WORLD CUP: POLITICS ON THE PITCH

Last week, we looked at a few ways in which the World Cup reflected broader themes in global politics. During an intensive review of the action this week, Alex Kliment, Signal’s unofficial tournament correspondent, spotted two new examples of politics on the pitch:


Balkan Bad Blood

Switzerland’s stirring last minute victory over Serbia last week dripped with Balkan political intrigue. Three of the Swiss team’s biggest stars have roots in Kosovo, the ethnically-Albanian province that won independence from Serbia after a brutal war in the 1990s. Serb nationalists consider Kosovo to be historically part of their country, so when two ethnic-Albanian Swiss players celebrated their goals by flashing a nationalist hand signal (pictured above) that mimics the distinctive Albanian double-headed eagle, things got hot fast.
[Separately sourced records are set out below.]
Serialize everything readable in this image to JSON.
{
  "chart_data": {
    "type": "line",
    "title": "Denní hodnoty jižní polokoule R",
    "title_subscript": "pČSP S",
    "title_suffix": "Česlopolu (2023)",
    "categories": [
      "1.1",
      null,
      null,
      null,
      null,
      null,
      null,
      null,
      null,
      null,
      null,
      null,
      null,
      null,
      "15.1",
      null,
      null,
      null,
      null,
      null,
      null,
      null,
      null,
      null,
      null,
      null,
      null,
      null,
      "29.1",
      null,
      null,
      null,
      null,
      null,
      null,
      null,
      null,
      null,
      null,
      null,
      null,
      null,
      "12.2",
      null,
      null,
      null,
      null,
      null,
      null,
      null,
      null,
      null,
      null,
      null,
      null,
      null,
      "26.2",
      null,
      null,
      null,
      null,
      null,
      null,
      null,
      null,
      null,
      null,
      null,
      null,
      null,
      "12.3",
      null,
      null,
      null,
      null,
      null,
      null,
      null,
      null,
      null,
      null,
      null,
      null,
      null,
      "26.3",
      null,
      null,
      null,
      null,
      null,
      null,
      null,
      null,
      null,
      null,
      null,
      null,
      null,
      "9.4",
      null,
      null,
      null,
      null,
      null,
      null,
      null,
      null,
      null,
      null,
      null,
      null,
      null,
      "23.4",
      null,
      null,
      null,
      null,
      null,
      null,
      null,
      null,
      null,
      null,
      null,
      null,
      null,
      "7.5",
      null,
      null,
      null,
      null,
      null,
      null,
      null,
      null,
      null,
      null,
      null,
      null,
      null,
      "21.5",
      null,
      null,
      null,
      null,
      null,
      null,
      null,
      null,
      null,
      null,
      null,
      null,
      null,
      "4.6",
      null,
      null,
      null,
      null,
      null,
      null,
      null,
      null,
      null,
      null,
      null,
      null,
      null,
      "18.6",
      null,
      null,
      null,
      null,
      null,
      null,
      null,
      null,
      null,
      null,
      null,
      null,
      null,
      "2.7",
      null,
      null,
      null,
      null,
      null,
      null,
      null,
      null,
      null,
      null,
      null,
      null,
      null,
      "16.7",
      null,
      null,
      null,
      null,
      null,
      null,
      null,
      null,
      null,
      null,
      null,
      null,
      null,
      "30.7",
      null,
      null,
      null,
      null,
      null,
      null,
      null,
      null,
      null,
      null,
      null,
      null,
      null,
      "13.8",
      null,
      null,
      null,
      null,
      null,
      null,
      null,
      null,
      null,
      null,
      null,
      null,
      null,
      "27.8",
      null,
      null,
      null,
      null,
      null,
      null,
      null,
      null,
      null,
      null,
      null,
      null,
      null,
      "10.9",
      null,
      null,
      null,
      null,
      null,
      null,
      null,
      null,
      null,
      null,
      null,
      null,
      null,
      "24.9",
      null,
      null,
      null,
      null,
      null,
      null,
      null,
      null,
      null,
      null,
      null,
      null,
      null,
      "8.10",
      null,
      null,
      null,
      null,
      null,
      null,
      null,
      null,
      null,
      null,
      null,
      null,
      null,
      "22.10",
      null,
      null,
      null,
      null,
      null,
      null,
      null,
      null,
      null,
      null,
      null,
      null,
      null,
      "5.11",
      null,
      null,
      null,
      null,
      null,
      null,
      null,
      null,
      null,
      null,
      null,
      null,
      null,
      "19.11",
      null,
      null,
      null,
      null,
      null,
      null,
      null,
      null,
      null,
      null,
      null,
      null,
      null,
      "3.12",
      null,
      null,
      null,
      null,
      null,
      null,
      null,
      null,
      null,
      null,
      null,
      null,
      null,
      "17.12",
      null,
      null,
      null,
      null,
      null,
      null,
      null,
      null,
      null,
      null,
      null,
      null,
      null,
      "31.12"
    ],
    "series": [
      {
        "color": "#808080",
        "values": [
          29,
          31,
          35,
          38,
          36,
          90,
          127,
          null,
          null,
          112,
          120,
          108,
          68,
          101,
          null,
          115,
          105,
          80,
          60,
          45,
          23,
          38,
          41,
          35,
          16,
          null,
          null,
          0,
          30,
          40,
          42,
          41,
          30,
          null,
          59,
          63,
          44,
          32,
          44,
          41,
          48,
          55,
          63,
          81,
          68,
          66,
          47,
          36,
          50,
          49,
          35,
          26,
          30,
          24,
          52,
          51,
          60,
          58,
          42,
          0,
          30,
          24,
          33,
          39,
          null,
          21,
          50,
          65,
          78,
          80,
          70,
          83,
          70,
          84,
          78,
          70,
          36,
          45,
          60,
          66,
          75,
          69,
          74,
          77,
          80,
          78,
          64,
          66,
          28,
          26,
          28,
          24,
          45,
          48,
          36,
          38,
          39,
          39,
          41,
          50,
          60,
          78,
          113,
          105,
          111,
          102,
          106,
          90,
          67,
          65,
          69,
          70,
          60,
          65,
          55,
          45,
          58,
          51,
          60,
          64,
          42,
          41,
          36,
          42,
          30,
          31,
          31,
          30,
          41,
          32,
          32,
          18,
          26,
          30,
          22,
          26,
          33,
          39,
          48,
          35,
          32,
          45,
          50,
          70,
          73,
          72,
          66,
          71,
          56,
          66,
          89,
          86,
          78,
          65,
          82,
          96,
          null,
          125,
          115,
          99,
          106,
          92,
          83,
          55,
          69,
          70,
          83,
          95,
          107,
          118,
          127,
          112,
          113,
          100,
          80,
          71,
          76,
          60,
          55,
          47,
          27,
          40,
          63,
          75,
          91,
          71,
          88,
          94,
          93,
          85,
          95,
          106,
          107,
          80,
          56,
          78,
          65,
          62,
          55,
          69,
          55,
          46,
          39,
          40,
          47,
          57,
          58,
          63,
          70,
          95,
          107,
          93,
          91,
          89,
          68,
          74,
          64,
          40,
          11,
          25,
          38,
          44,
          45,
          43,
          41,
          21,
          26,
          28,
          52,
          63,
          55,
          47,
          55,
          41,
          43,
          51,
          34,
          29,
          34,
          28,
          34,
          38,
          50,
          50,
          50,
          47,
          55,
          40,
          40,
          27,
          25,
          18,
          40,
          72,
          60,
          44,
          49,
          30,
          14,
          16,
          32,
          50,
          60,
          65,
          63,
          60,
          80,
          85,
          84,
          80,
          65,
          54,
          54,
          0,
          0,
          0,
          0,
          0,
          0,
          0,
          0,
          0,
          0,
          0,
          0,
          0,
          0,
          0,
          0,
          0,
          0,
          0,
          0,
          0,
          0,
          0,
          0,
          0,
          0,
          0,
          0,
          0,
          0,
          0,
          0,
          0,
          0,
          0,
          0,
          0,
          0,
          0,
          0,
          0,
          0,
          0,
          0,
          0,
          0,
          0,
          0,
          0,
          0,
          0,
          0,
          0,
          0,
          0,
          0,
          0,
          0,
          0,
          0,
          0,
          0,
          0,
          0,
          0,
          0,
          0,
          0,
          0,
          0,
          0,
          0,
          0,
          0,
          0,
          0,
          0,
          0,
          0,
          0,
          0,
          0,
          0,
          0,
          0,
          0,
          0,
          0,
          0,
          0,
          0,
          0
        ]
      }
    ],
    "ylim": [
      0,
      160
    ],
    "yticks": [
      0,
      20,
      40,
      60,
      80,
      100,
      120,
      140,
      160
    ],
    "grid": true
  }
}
FIFA rules prohibit on-field political displays. After an investigation, the players escaped with a fine, but the politics didn’t stop there. After the game, Serbia’s coach said the German referee — who failed to award a penalty after an egregious foul against Serbian striker Aleksandar Mitrovic — should be sent “to the Hague” to be tried “like they did to us.” The Hague, of course, is home to the international tribunal that prosecuted dozens of people for crimes committed during the Yugoslav civil wars, many of them ethnic Serbs.

The Bavarians Again

Meanwhile, in an eerie reflection of the broader uncertainty that plagues Germany’s coalition government, the German national squad also reportedly suffers from a rift between a faction of “Bavarians” (in this case Thomas Muller, Mats Hummels, and Manuel Neuer who all play for Bayern Munich) and the so-called “bling bling gang” which includes Mesut Özil, Jerome Boateng, and Sami Khedira. Supposedly, there is a long running disagreement between the blingers, who are all of immigrant origins, and the Bavarians about whether it was right to leave Leroy Sane, a German footballer of Senegalese ancestry, off the squad. The alleged friction comes as the conservative Bavarian CSU is split with Chancellor Merkel over letting in non-ethnic Germans into the country.

Finally, yes, German midfielder Toni Kroos’s game-winning strike in the final seconds of extra time against the Swedes was one of the most beautiful goalsyou’ll ever see (go on, watch it again, you know you want to). But it may have been a political, and not just a sporting, accomplishment: by sparing Germany the national humiliation of crashing out of the tournament in the first round, Kroos might just have offered a little relief to the embattled Merkel. The squad’s post-match rapport certainly left the team’s fans in a more cheerful mood.